Байкер одобрительно крякнул, и с интересом посмотрел. Мезень предложил пяток таблеток фенотропила, понимая, что Байкер, скорее всего, тоже сутки не спал. Пробормотав что-то типа: - "Ух-ты! Со студенчества их не ел!", Байкер с благодарностью принял, убрал в карман.
Закурили, лежа в полутора метрах друг от друга. Молчали. Докурив, перед тем как уползти, Байкер посмотрев долгим взглядом в лицо санитара, помолчал, и выдал на прощание:
- Молись. Так выживешь. Только Он здесь решает, - показал глазами вверх, в синеву утреннего неба над уродливыми кронами полукустов-полудеревьев, из которых состоят почти все посадки на Донбассе.
Потом санитар курил, уже в одиночестве, по две-три подряд, почему-то.

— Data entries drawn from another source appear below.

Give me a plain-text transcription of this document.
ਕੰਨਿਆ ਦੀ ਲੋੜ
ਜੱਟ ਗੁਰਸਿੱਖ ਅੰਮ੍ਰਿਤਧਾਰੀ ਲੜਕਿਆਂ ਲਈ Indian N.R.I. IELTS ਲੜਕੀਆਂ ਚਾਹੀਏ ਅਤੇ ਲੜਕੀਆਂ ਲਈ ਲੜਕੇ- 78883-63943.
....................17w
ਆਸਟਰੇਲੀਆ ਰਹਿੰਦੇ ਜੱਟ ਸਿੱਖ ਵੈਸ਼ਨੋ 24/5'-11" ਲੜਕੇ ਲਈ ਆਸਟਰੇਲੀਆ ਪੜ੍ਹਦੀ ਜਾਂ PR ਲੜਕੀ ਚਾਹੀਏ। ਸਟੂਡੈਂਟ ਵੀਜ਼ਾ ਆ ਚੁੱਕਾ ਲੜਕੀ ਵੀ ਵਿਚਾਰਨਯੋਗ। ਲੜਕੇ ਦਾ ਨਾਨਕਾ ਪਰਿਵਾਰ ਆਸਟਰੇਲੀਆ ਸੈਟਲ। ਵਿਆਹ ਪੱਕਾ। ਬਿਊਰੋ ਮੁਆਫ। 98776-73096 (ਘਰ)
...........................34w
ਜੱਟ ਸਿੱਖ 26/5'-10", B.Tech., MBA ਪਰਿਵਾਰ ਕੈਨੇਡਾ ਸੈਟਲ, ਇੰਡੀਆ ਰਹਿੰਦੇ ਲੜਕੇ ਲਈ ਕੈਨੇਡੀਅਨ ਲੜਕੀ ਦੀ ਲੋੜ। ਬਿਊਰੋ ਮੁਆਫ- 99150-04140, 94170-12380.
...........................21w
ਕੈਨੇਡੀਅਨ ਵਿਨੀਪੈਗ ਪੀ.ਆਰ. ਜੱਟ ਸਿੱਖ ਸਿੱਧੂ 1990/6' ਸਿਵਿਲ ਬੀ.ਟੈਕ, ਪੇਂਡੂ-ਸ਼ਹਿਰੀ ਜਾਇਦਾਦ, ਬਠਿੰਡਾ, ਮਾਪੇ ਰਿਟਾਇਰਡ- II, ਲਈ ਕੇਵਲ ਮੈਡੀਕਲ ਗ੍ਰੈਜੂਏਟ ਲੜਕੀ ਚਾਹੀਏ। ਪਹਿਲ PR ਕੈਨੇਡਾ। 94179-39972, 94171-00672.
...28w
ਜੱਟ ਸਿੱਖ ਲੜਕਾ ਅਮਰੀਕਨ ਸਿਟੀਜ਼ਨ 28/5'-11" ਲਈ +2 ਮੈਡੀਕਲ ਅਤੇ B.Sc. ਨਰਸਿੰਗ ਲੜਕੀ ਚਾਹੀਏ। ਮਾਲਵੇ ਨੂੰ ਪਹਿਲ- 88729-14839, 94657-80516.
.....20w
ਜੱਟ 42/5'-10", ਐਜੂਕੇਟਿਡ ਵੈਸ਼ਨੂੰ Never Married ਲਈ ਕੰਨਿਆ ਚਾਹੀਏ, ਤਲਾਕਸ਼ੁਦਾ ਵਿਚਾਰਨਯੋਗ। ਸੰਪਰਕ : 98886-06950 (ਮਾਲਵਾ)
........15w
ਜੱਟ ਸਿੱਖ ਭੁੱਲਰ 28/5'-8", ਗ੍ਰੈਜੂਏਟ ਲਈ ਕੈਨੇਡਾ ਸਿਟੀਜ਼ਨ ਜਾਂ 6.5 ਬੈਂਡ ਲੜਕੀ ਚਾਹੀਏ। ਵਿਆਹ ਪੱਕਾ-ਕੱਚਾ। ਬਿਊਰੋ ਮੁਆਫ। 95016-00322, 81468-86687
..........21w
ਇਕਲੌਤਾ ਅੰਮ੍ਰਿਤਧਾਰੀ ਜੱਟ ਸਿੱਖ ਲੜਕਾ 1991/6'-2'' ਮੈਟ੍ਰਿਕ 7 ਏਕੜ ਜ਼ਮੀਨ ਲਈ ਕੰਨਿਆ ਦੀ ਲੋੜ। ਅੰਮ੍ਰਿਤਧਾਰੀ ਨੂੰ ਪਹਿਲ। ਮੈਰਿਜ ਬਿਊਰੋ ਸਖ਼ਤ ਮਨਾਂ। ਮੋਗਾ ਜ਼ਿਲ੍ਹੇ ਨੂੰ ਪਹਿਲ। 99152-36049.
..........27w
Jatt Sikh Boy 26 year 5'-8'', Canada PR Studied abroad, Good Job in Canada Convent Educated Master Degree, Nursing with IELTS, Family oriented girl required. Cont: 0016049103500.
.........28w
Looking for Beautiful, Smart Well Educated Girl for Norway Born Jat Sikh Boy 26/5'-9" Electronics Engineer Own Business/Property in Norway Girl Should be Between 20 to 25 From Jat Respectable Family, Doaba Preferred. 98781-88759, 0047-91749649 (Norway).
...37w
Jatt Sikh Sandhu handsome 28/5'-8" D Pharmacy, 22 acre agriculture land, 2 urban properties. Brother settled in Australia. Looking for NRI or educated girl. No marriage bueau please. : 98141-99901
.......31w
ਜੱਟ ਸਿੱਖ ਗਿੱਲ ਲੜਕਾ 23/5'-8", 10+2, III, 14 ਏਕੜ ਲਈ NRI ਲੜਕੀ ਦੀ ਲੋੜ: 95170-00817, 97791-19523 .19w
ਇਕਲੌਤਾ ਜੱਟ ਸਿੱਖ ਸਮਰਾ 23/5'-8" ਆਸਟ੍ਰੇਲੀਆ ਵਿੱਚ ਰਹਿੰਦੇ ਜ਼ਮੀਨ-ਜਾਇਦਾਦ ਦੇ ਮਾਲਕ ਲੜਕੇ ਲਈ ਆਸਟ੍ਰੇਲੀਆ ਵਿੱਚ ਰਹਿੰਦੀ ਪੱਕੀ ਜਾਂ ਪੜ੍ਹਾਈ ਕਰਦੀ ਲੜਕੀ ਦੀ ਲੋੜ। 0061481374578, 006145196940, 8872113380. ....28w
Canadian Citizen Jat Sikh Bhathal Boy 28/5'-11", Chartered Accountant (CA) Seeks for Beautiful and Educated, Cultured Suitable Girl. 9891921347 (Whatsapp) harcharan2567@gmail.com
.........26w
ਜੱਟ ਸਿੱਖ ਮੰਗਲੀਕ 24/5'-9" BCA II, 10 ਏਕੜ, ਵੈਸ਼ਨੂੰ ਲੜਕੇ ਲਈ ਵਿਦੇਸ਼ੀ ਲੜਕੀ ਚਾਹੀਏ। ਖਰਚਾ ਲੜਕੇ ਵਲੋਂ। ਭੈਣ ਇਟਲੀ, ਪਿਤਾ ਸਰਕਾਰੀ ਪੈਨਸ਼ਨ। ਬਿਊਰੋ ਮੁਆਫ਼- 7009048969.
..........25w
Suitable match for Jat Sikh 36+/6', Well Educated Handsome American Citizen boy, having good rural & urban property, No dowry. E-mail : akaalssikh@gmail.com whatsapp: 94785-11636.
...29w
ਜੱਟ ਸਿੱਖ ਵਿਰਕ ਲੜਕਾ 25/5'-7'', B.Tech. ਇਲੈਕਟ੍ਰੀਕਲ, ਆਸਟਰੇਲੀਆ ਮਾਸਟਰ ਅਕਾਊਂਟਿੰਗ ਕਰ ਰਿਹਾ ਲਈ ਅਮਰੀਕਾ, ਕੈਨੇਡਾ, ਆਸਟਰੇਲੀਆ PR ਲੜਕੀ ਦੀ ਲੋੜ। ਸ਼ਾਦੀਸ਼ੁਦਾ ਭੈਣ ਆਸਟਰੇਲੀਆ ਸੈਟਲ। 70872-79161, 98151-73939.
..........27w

Над ним повис дрон, близкое отвратительно-монотонное жужжание которого обычно не сулит ничего доброго и светлого. Либо корректирует, гад, либо чего ненужное сейчас сбросит. А может и сочетать. Но, видимо, дерево было не только опасностью, но и спасением - в данном случае. Кроной закрывало возможность или бросить точно, или же ясно разглядеть не шевелящуюся фигуру, лежащую лицом вниз. Кисти рук были сложены под грудь, сдвинутой каской закрыл кусок розовой шеи. Жмур вроде. Жужжащая вечность закончилась - дрон с противным звуком ушел вбок, куда-то наискось. Высматривать новые пейзажи и натюрморты. Натюрморты - санитар почему-то машинально подумал, вспомнил, что перевод этого слова - "мертвая природа", как это по смыслу близко к происходящему! Дрон легко мог сделать за секунды из портрета - натюрморт.
Опять курить. Пару глотков теплой воды. И опять курить - чтобы занять время действием.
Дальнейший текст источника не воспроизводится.